Here, $\nabla_x$ denotes the gradient operator. Let us create the system $F$ in Julia. For simplicity, I will consider the case when $Q=x_3 - x_1x_2$.

using HomotopyContinuation, DynamicPolynomials, LinearAlgebra
@polyvar h[1:3] # variables for the plane
@polyvar x[1:3] y[1:3] z[1:3] #variables for the contact points
@polyvar c[1:20] #variables for the cubic

#the quadric
Q = x[3] - x[1] * x[2]
#the cubic
C = c ⋅ unique(kron([x;1], [x;1], [x;1]))

#generate the system P for the contact point x
P_x = [
  h ⋅ x - 1;
  Q;
  C;
  det([h differentiate(Q, x) differentiate(C, x)])
]

#generate a copy of P for the other contact points y,z
P_y = [p([h; x; c] => [h; y; c]) for p in P_x]
P_z = [p([h; x; c] => [h; z; c]) for p in P_x]

#define F
F = [P_x; P_y; P_z]

Let us first solve F by total degree homotopy when the coefficients of C are random complex numbers.

#create random complex coefficients for C
c₁ = randn(ComplexF64, 20)
#plug in c₁ for c
G = [f([h; x; y; z; c] => [h; x; y; z; c₁]) for f in F]

#solve the system for c₁
S = solve(G)

On my laptop the computation takes 102 seconds. Here is what I get.

Result with 7391 solutions
==================================
• 720 non-singular solutions (0 real)
• 6671 singular solutions (0 real)
• 91 failed paths
• 110592 paths tracked
• random seed: 498802

The count of 720 is correct: for each of the 120 tritangents I get 6 solutions corresponding to all permutations of the contact points $x,y,z$ — and $6 \cdot 120 = 720$.

Let us extract the 720 solutions.

sols = solutions(S, only_nonsingular = true)

One may use sols in a parameter homotopy for computing the tritangents of other sextics. Here is code for tracking sols from c₁ to $C=x_1^3+x_2^3+x_3^3-1$.

#define the coefficients for C
c₀ = [1; zeros(9); 1; zeros(5); 1; 0; 0; -1]
#track the solutions from c₁ to c₀
R = solve(F, sols, parameters = c, start_parameters = c₁, target_parameters = c₀)

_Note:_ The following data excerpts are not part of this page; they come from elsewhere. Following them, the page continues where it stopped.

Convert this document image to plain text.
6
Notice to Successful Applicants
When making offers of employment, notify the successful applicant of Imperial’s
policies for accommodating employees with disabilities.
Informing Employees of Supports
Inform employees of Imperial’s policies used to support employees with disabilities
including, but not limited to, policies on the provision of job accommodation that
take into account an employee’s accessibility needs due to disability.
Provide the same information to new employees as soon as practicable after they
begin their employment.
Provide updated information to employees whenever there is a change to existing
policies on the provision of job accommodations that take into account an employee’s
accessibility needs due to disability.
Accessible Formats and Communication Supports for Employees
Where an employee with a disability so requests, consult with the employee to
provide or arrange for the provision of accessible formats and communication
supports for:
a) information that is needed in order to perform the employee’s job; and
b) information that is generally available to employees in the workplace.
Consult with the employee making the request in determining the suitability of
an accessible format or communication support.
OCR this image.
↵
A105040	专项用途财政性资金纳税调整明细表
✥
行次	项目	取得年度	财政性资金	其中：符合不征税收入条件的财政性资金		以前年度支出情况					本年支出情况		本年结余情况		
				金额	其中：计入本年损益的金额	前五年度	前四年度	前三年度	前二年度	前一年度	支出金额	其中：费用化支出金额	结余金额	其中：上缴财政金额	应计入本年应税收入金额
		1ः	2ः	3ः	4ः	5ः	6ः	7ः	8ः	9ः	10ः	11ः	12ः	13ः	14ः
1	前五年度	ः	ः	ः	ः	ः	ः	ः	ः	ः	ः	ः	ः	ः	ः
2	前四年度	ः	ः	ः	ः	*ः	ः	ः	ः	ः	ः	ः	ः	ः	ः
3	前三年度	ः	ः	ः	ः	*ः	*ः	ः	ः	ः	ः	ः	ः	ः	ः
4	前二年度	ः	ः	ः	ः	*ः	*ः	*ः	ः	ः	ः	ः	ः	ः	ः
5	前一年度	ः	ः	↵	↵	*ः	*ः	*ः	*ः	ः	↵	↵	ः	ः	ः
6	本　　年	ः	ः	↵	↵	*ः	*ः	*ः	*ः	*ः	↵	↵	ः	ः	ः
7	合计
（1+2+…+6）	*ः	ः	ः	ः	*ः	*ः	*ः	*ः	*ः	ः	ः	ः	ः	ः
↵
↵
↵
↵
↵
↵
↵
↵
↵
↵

On my laptop this computation takes 0.281 seconds — tracking solutions from c₁ to c₀ is much faster than using the totaldegree approach for G. Here is the summary of R:

Result with 684 solutions
==================================
• 684 non-singular solutions (24 real)
• 0 singular solutions (0 real)
• 720 paths tracked
• random seed: 757804

From the $4= \frac{24}{6}$ real solutions one was used in the gif above.